The voice of the Singularity's automated protocols was a steady, mid-range female. Most ships had female voices, as most maritime traditions considered the ships themselves to be female, but the voices always varied, selected by the shipyards that integrated the command and control systems. For that reason, the Singularity's decidedly lacked a distinct accent. Save the slight drawl common to the agricultural workers, the mid-continental region of Ariea, where the ship had been built, had no notable accent. Their intonations and pronunciations matched that of most of the central worlds.

Despite that, the voice of the automated protocols was familiar to all of the crew. A database of pre-recorded sounds, it spoke with odd breaks and pacing, but was always understandable. Any crew member that had been with the ship a few years could recognize that voice like they could their crewmates'. It was the voice that gave announcements during the scheduled tests of the ship's automated protocols. And though it was hardly ever used for such purposes, it was also the voice that answered vocal inputs made to the central computer.

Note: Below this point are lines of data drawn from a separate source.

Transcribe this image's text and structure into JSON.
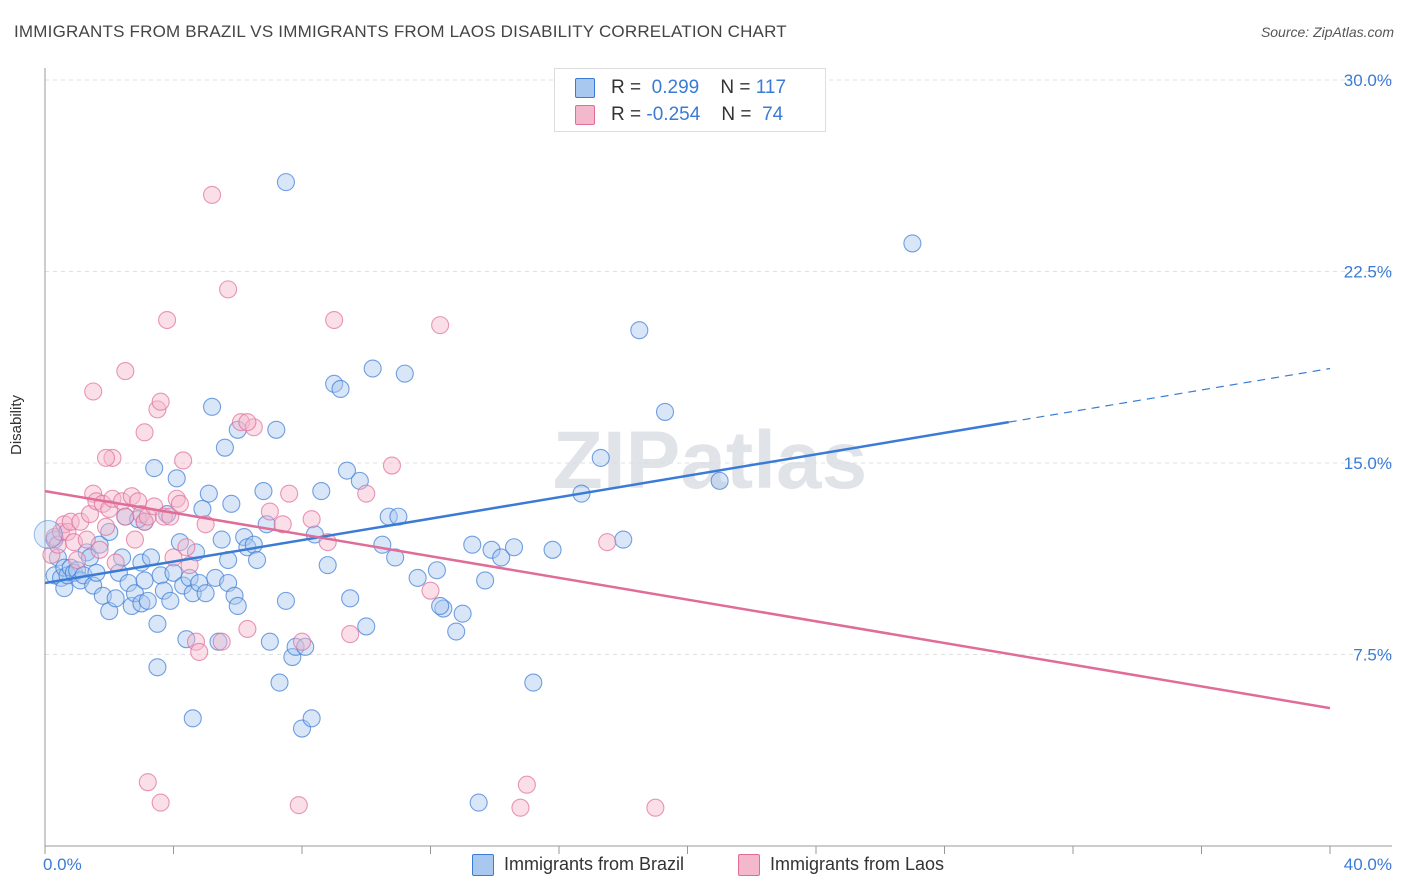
{
  "title": "IMMIGRANTS FROM BRAZIL VS IMMIGRANTS FROM LAOS DISABILITY CORRELATION CHART",
  "source": "Source: ZipAtlas.com",
  "watermark": "ZIPatlas",
  "legend": {
    "rows": [
      {
        "r_label": "R =",
        "r_value": "0.299",
        "n_label": "N =",
        "n_value": "117"
      },
      {
        "r_label": "R =",
        "r_value": "-0.254",
        "n_label": "N =",
        "n_value": "74"
      }
    ]
  },
  "colors": {
    "brazil": "#3a7bd5",
    "brazil_fill": "#a9c8f0",
    "laos": "#e06c98",
    "laos_fill": "#f4b8cc",
    "grid": "#e0e0e0",
    "tick_label": "#3a7bd5"
  },
  "chart_data": {
    "type": "scatter",
    "title": "IMMIGRANTS FROM BRAZIL VS IMMIGRANTS FROM LAOS DISABILITY CORRELATION CHART",
    "xlabel": "",
    "ylabel": "Disability",
    "xlim": [
      0,
      40
    ],
    "ylim": [
      0,
      30
    ],
    "x_tick_labels": [
      "0.0%",
      "40.0%"
    ],
    "y_ticks": [
      7.5,
      15.0,
      22.5,
      30.0
    ],
    "y_tick_labels": [
      "7.5%",
      "15.0%",
      "22.5%",
      "30.0%"
    ],
    "grid": true,
    "legend_position": "top-center",
    "series": [
      {
        "name": "Immigrants from Brazil",
        "color": "#3a7bd5",
        "trend": {
          "x": [
            0,
            30.0
          ],
          "y": [
            10.3,
            16.6
          ],
          "extend_dashed_to": {
            "x": 40,
            "y": 18.7
          }
        },
        "points": [
          [
            0.3,
            12.0
          ],
          [
            0.3,
            10.6
          ],
          [
            0.4,
            11.3
          ],
          [
            0.5,
            10.5
          ],
          [
            0.6,
            10.9
          ],
          [
            0.6,
            10.1
          ],
          [
            0.7,
            10.6
          ],
          [
            0.8,
            10.9
          ],
          [
            0.9,
            10.7
          ],
          [
            1.0,
            10.8
          ],
          [
            1.1,
            10.4
          ],
          [
            1.2,
            10.6
          ],
          [
            1.3,
            11.5
          ],
          [
            1.4,
            11.3
          ],
          [
            1.5,
            10.2
          ],
          [
            1.6,
            10.7
          ],
          [
            1.7,
            11.8
          ],
          [
            1.8,
            9.8
          ],
          [
            2.0,
            9.2
          ],
          [
            2.0,
            12.3
          ],
          [
            2.2,
            9.7
          ],
          [
            2.3,
            10.7
          ],
          [
            2.4,
            11.3
          ],
          [
            2.5,
            12.9
          ],
          [
            2.6,
            10.3
          ],
          [
            2.7,
            9.4
          ],
          [
            2.8,
            9.9
          ],
          [
            3.0,
            9.5
          ],
          [
            3.0,
            11.1
          ],
          [
            3.1,
            10.4
          ],
          [
            3.2,
            9.6
          ],
          [
            3.3,
            11.3
          ],
          [
            3.4,
            14.8
          ],
          [
            3.5,
            8.7
          ],
          [
            3.6,
            10.6
          ],
          [
            3.7,
            10.0
          ],
          [
            3.8,
            13.0
          ],
          [
            3.9,
            9.6
          ],
          [
            4.0,
            10.7
          ],
          [
            4.1,
            14.4
          ],
          [
            4.2,
            11.9
          ],
          [
            4.3,
            10.2
          ],
          [
            4.4,
            8.1
          ],
          [
            4.5,
            10.5
          ],
          [
            4.6,
            9.9
          ],
          [
            4.7,
            11.5
          ],
          [
            4.8,
            10.3
          ],
          [
            4.9,
            13.2
          ],
          [
            5.0,
            9.9
          ],
          [
            5.1,
            13.8
          ],
          [
            5.2,
            17.2
          ],
          [
            5.3,
            10.5
          ],
          [
            5.4,
            8.0
          ],
          [
            5.5,
            12.0
          ],
          [
            5.6,
            15.6
          ],
          [
            5.7,
            10.3
          ],
          [
            5.8,
            13.4
          ],
          [
            5.9,
            9.8
          ],
          [
            6.0,
            16.3
          ],
          [
            6.2,
            12.1
          ],
          [
            6.3,
            11.7
          ],
          [
            6.5,
            11.8
          ],
          [
            6.6,
            11.2
          ],
          [
            6.8,
            13.9
          ],
          [
            6.9,
            12.6
          ],
          [
            7.0,
            8.0
          ],
          [
            7.2,
            16.3
          ],
          [
            7.3,
            6.4
          ],
          [
            7.5,
            9.6
          ],
          [
            7.7,
            7.4
          ],
          [
            7.8,
            7.8
          ],
          [
            8.0,
            4.6
          ],
          [
            8.3,
            5.0
          ],
          [
            8.4,
            12.2
          ],
          [
            8.6,
            13.9
          ],
          [
            8.8,
            11.0
          ],
          [
            9.0,
            18.1
          ],
          [
            9.2,
            17.9
          ],
          [
            9.4,
            14.7
          ],
          [
            9.5,
            9.7
          ],
          [
            9.8,
            14.3
          ],
          [
            10.0,
            8.6
          ],
          [
            10.2,
            18.7
          ],
          [
            10.5,
            11.8
          ],
          [
            10.7,
            12.9
          ],
          [
            10.9,
            11.3
          ],
          [
            11.0,
            12.9
          ],
          [
            11.2,
            18.5
          ],
          [
            11.6,
            10.5
          ],
          [
            12.2,
            10.8
          ],
          [
            12.4,
            9.3
          ],
          [
            12.8,
            8.4
          ],
          [
            13.0,
            9.1
          ],
          [
            13.3,
            11.8
          ],
          [
            13.5,
            1.7
          ],
          [
            13.7,
            10.4
          ],
          [
            13.9,
            11.6
          ],
          [
            14.2,
            11.3
          ],
          [
            14.6,
            11.7
          ],
          [
            15.2,
            6.4
          ],
          [
            15.8,
            11.6
          ],
          [
            16.7,
            13.8
          ],
          [
            17.3,
            15.2
          ],
          [
            18.0,
            12.0
          ],
          [
            18.5,
            20.2
          ],
          [
            19.3,
            17.0
          ],
          [
            21.0,
            14.3
          ],
          [
            27.0,
            23.6
          ],
          [
            7.5,
            26.0
          ],
          [
            3.1,
            12.7
          ],
          [
            4.6,
            5.0
          ],
          [
            5.7,
            11.2
          ],
          [
            6.0,
            9.4
          ],
          [
            2.9,
            12.8
          ],
          [
            8.1,
            7.8
          ],
          [
            12.3,
            9.4
          ],
          [
            3.5,
            7.0
          ]
        ]
      },
      {
        "name": "Immigrants from Laos",
        "color": "#e06c98",
        "trend": {
          "x": [
            0,
            40
          ],
          "y": [
            13.9,
            5.4
          ]
        },
        "points": [
          [
            0.2,
            11.4
          ],
          [
            0.3,
            12.1
          ],
          [
            0.4,
            11.8
          ],
          [
            0.5,
            12.3
          ],
          [
            0.6,
            12.6
          ],
          [
            0.7,
            12.3
          ],
          [
            0.8,
            12.7
          ],
          [
            0.9,
            11.9
          ],
          [
            1.0,
            11.2
          ],
          [
            1.1,
            12.7
          ],
          [
            1.3,
            12.0
          ],
          [
            1.4,
            13.0
          ],
          [
            1.5,
            13.8
          ],
          [
            1.6,
            13.5
          ],
          [
            1.7,
            11.6
          ],
          [
            1.8,
            13.4
          ],
          [
            1.9,
            12.5
          ],
          [
            2.0,
            13.2
          ],
          [
            2.1,
            13.6
          ],
          [
            2.2,
            11.1
          ],
          [
            2.4,
            13.5
          ],
          [
            2.5,
            12.9
          ],
          [
            2.7,
            13.7
          ],
          [
            2.8,
            12.0
          ],
          [
            2.9,
            13.5
          ],
          [
            3.0,
            13.0
          ],
          [
            3.1,
            12.7
          ],
          [
            3.2,
            12.9
          ],
          [
            3.4,
            13.3
          ],
          [
            3.5,
            17.1
          ],
          [
            3.6,
            17.4
          ],
          [
            3.7,
            12.9
          ],
          [
            3.8,
            20.6
          ],
          [
            3.9,
            12.9
          ],
          [
            4.0,
            11.3
          ],
          [
            4.1,
            13.6
          ],
          [
            4.2,
            13.4
          ],
          [
            4.3,
            15.1
          ],
          [
            4.4,
            11.7
          ],
          [
            4.5,
            11.0
          ],
          [
            4.7,
            8.0
          ],
          [
            4.8,
            7.6
          ],
          [
            5.0,
            12.6
          ],
          [
            5.2,
            25.5
          ],
          [
            5.5,
            8.0
          ],
          [
            5.7,
            21.8
          ],
          [
            6.1,
            16.6
          ],
          [
            6.3,
            8.5
          ],
          [
            6.5,
            16.4
          ],
          [
            7.0,
            13.1
          ],
          [
            7.4,
            12.6
          ],
          [
            7.6,
            13.8
          ],
          [
            8.0,
            8.0
          ],
          [
            8.3,
            12.8
          ],
          [
            8.8,
            11.9
          ],
          [
            9.0,
            20.6
          ],
          [
            9.5,
            8.3
          ],
          [
            10.0,
            13.8
          ],
          [
            10.8,
            14.9
          ],
          [
            12.0,
            10.0
          ],
          [
            12.3,
            20.4
          ],
          [
            15.0,
            2.4
          ],
          [
            17.5,
            11.9
          ],
          [
            19.0,
            1.5
          ],
          [
            1.5,
            17.8
          ],
          [
            2.1,
            15.2
          ],
          [
            2.5,
            18.6
          ],
          [
            3.1,
            16.2
          ],
          [
            3.2,
            2.5
          ],
          [
            3.6,
            1.7
          ],
          [
            7.9,
            1.6
          ],
          [
            14.8,
            1.5
          ],
          [
            6.3,
            16.6
          ],
          [
            1.9,
            15.2
          ]
        ]
      }
    ]
  },
  "bottom_legend": {
    "items": [
      {
        "label": "Immigrants from Brazil"
      },
      {
        "label": "Immigrants from Laos"
      }
    ]
  }
}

Keifer Robinson knew that voice. Over the years, as she recognized it, she had come to trust it. Perhaps that was why, as she watched the ship's communications arrays once again redirect themselves, she did not panic when the broadcast began. "Allied craft, be advised. High-energy debris warning is in effect southeast of Base position. Repeat: high-energy debris warning is in effect southeast of Base position." The warning went out on their standard communications channel with the default encryption, exactly as the automated protocols were meant to transmit. The warning also played across the bridge, and Keifer could tell by the settings of the console in front of her that the speakers were also set to play the audio of incoming transmissions.

True enough, a response to the automated warning came from the leader of the ship's pilots, Captain 'Fireball' Adams. "What the hell are you guys doing over there, making high-energy debris? That wasn't part of the damn plan!" That was beyond dangerous to small support craft like her Arcbird and the slightly larger Warhawks carrying the Marine strike teams.

Standing beside the flat top of the radar console Admiral Gives masked an annoyance beneath his calm. He had no issue handing command of the mission to the ghost, but he did not enjoy dealing with the unknown. And Hydrian involvement in this situation, very much was an unknown. He had never engaged the Hydra, nor did he have any idea how Hydrian code had come to be involved with Crimson Heart. And at present, with the automated protocols running the ship, it was all he could do to stand there and look calm. "Remind me to have a conversation with Captain Adams about radio formality," he told the yeoman beside him. If Adams were to address the ship properly, the automated protocols would be able to issue a response with a status update.

Still, it hardly mattered. As long as their support craft hugged the Singularity's flank, they'd be safe – relatively at least. The mission plan had always been to escort them. With the Warhawks packed full of Marines, they'd never been intended to engage. The Singularity had been tasked with taking out the pirate fleet, and ordinarily, that shouldn't have been an issue, but the worlds had a vicious way of treating overconfidence.

Watching over the ship's automated protocols, Lieutenant Foster could not help the gasp that left her lips when she saw them start to shift. Was this the moment the virus finally started to take control?

No, she realized, watching the code grow in complexity and attack that around it. These changes weren't damaging the protocols, they were rebuilding them, but not to the code they had once been. It was altering and improving them, protecting them as the virus ran its own parallel processes. A counter-attack. "Sir," she called to the Admiral, "the automated control network... It's fighting back." Before her eyes, the automated control network was adapting, building cyberwarfare programs. "I've never seen anything like it."